Nine years ago, when National Parkinson Week was first proclaimed, the outlook for Parkinson's disease patients was one of increasing darkness. Today, however, the prospect is one of dawning hope. Because of progress in drug treatment, thousands of Americans formerly disabled by Parkinson's disease are now leading more normal lives. Yet the battle is not won. Although drugs presently control the symptoms of Parkinson's disease, they do not cure or arrest it. Because the cause is still unknown, prevention is not possible.
With the great strides which have been made in treatment, however, we have reason to hope that research will soon find the cause of the disorder and thousands of our older citizens will be spared this disabling affliction. In recognition of the need to heighten public awareness of this disease, the Congress has, by Public Law 89-294, authorized and requested the President to proclaim annually National Parkinson Week.
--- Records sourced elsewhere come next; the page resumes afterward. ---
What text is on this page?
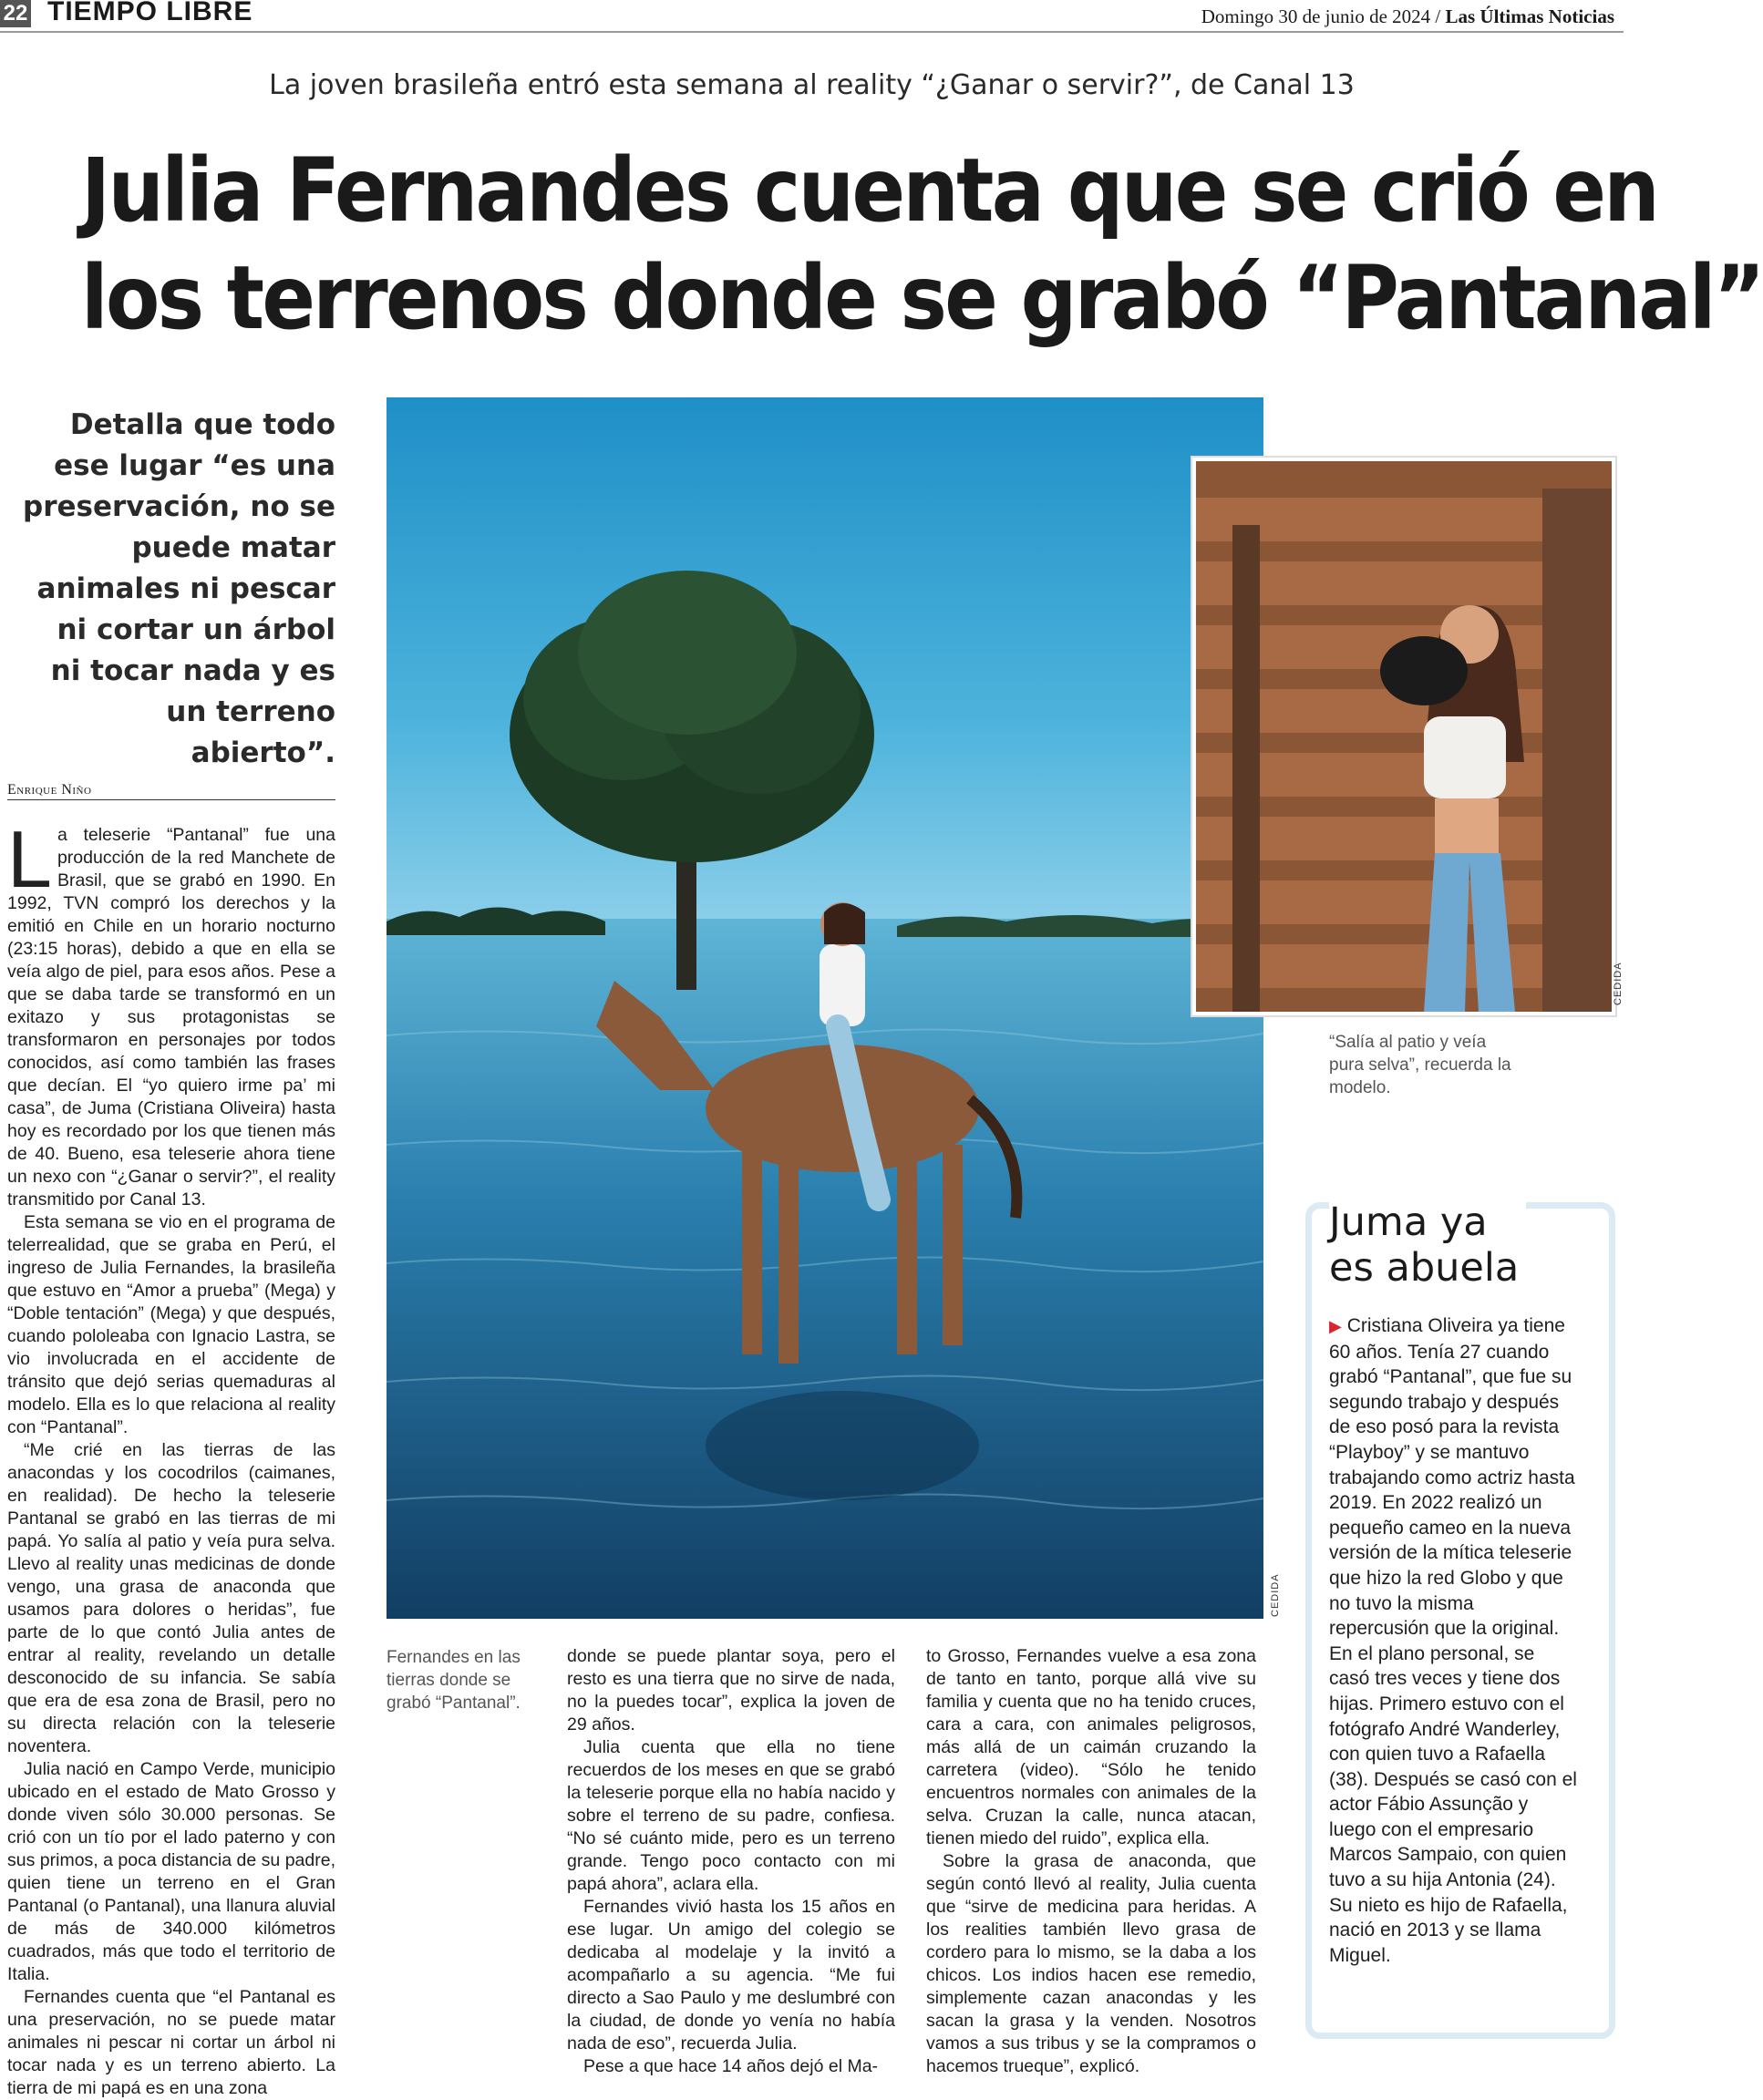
22 TIEMPO LIBRE	Domingo 30 de junio de 2024 / Las Últimas Noticias
La joven brasileña entró esta semana al reality “¿Ganar o servir?”, de Canal 13
Julia Fernandes cuenta que se crió en
los terrenos donde se grabó “Pantanal”
Detalla que todo ese lugar “es una preservación, no se puede matar animales ni pescar ni cortar un árbol ni tocar nada y es un terreno abierto”.
Enrique Niño

La teleserie “Pantanal” fue una producción de la red Manchete de Brasil, que se grabó en 1990. En 1992, TVN compró los derechos y la emitió en Chile en un horario nocturno (23:15 horas), debido a que en ella se veía algo de piel, para esos años. Pese a que se daba tarde se transformó en un exitazo y sus protagonistas se transformaron en personajes por todos conocidos, así como también las frases que decían. El “yo quiero irme pa’ mi casa”, de Juma (Cristiana Oliveira) hasta hoy es recordado por los que tienen más de 40. Bueno, esa teleserie ahora tiene un nexo con “¿Ganar o servir?”, el reality transmitido por Canal 13.

Esta semana se vio en el programa de telerrealidad, que se graba en Perú, el ingreso de Julia Fernandes, la brasileña que estuvo en “Amor a prueba” (Mega) y “Doble tentación” (Mega) y que después, cuando pololeaba con Ignacio Lastra, se vio involucrada en el accidente de tránsito que dejó serias quemaduras al modelo. Ella es lo que relaciona al reality con “Pantanal”.

“Me crié en las tierras de las anacondas y los cocodrilos (caimanes, en realidad). De hecho la teleserie Pantanal se grabó en las tierras de mi papá. Yo salía al patio y veía pura selva. Llevo al reality unas medicinas de donde vengo, una grasa de anaconda que usamos para dolores o heridas”, fue parte de lo que contó Julia antes de entrar al reality, revelando un detalle desconocido de su infancia. Se sabía que era de esa zona de Brasil, pero no su directa relación con la teleserie noventera.

Julia nació en Campo Verde, municipio ubicado en el estado de Mato Grosso y donde viven sólo 30.000 personas. Se crió con un tío por el lado paterno y con sus primos, a poca distancia de su padre, quien tiene un terreno en el Gran Pantanal (o Pantanal), una llanura aluvial de más de 340.000 kilómetros cuadrados, más que todo el territorio de Italia.

Fernandes cuenta que “el Pantanal es una preservación, no se puede matar animales ni pescar ni cortar un árbol ni tocar nada y es un terreno abierto. La tierra de mi papá es en una zona

CEDIDA
Fernandes en las tierras donde se grabó “Pantanal”.

donde se puede plantar soya, pero el resto es una tierra que no sirve de nada, no la puedes tocar”, explica la joven de 29 años.

Julia cuenta que ella no tiene recuerdos de los meses en que se grabó la teleserie porque ella no había nacido y sobre el terreno de su padre, confiesa. “No sé cuánto mide, pero es un terreno grande. Tengo poco contacto con mi papá ahora”, aclara ella.

Fernandes vivió hasta los 15 años en ese lugar. Un amigo del colegio se dedicaba al modelaje y la invitó a acompañarlo a su agencia. “Me fui directo a Sao Paulo y me deslumbré con la ciudad, de donde yo venía no había nada de eso”, recuerda Julia.

Pese a que hace 14 años dejó el Ma-

to Grosso, Fernandes vuelve a esa zona de tanto en tanto, porque allá vive su familia y cuenta que no ha tenido cruces, cara a cara, con animales peligrosos, más allá de un caimán cruzando la carretera (video). “Sólo he tenido encuentros normales con animales de la selva. Cruzan la calle, nunca atacan, tienen miedo del ruido”, explica ella.

Sobre la grasa de anaconda, que según contó llevó al reality, Julia cuenta que “sirve de medicina para heridas. A los realities también llevo grasa de cordero para lo mismo, se la daba a los chicos. Los indios hacen ese remedio, simplemente cazan anacondas y les sacan la grasa y la venden. Nosotros vamos a sus tribus y se la compramos o hacemos trueque”, explicó.

CEDIDA
“Salía al patio y veía pura selva”, recuerda la modelo.
Juma ya
es abuela
▶ Cristiana Oliveira ya tiene 60 años. Tenía 27 cuando grabó “Pantanal”, que fue su segundo trabajo y después de eso posó para la revista “Playboy” y se mantuvo trabajando como actriz hasta 2019. En 2022 realizó un pequeño cameo en la nueva versión de la mítica teleserie que hizo la red Globo y que no tuvo la misma repercusión que la original. En el plano personal, se casó tres veces y tiene dos hijas. Primero estuvo con el fotógrafo André Wanderley, con quien tuvo a Rafaella (38). Después se casó con el actor Fábio Assunção y luego con el empresario Marcos Sampaio, con quien tuvo a su hija Antonia (24). Su nieto es hijo de Rafaella, nació en 2013 y se llama Miguel.
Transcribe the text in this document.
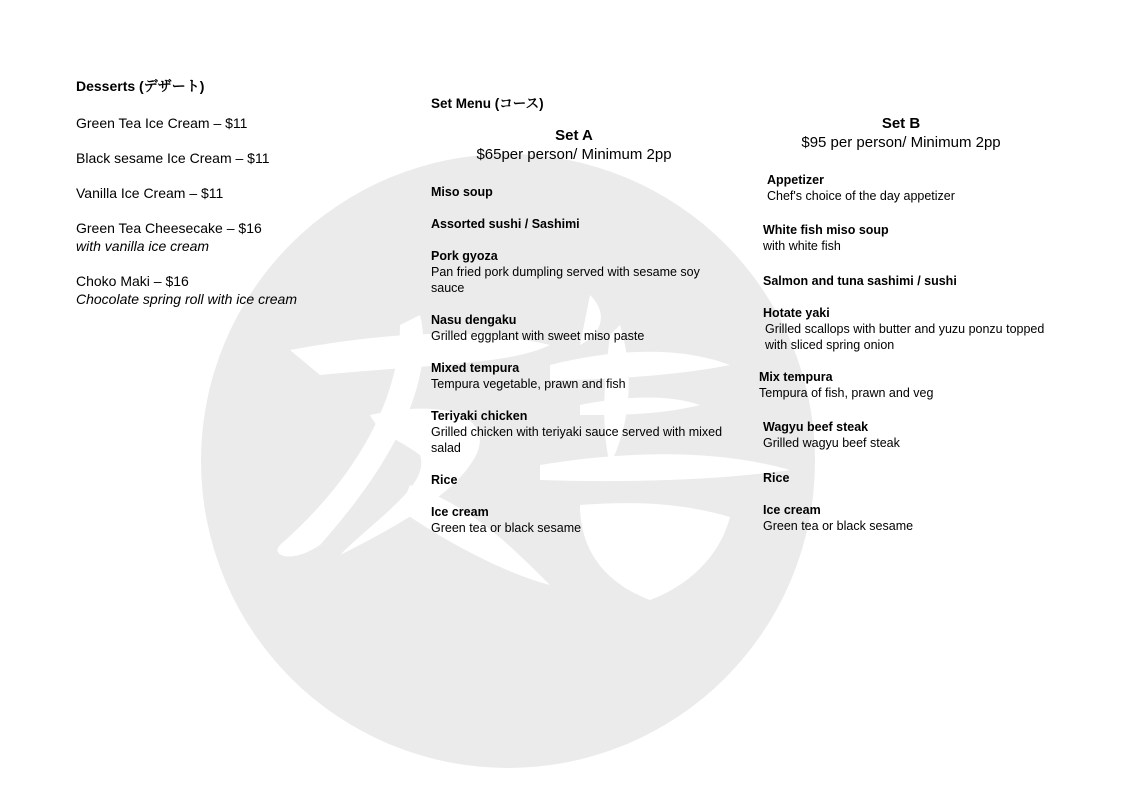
Desserts (デザート)
Green Tea Ice Cream – $11
Black sesame Ice Cream – $11
Vanilla Ice Cream – $11
Green Tea Cheesecake – $16
with vanilla ice cream
Choko Maki – $16
Chocolate spring roll with ice cream
Set Menu (コース)
Set A
$65per person/ Minimum 2pp
Miso soup
Assorted sushi / Sashimi
Pork gyoza
Pan fried pork dumpling served with sesame soy sauce
Nasu dengaku
Grilled eggplant with sweet miso paste
Mixed tempura
Tempura vegetable, prawn and fish
Teriyaki chicken
Grilled chicken with teriyaki sauce served with mixed salad
Rice
Ice cream
Green tea or black sesame
Set B
$95 per person/ Minimum 2pp
Appetizer
Chef's choice of the day appetizer
White fish miso soup
with white fish
Salmon and tuna sashimi / sushi
Hotate yaki
Grilled scallops with butter and yuzu ponzu topped with sliced spring onion
Mix tempura
Tempura of fish, prawn and veg
Wagyu beef steak
Grilled wagyu beef steak
Rice
Ice cream
Green tea or black sesame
Now, Therefore, I, Gerald R. Ford, President of the United States of America, do hereby proclaim the week beginning October 27 as National Parkinson Week, 1974. I invite the Governors of the States, the Commonwealth of Puerto Rico, and other areas subject to the jurisdiction of the United States to issue similar proclamations.
I also call upon the Nation's communications media, the medical and health professions, Government and private agencies, and individuals concerned with Parkinson's disease to sponsor activities during that week designed to inform every American of the need for their support as we continue in our efforts to prevent and cure Parkinson's disease.
In Witness Whereof, I have hereunto set my hand this twenty-eighth day of October, in the year of our Lord nineteen hundred seventy-four, and of the Independence of the United States of America the one hundred ninety-ninth.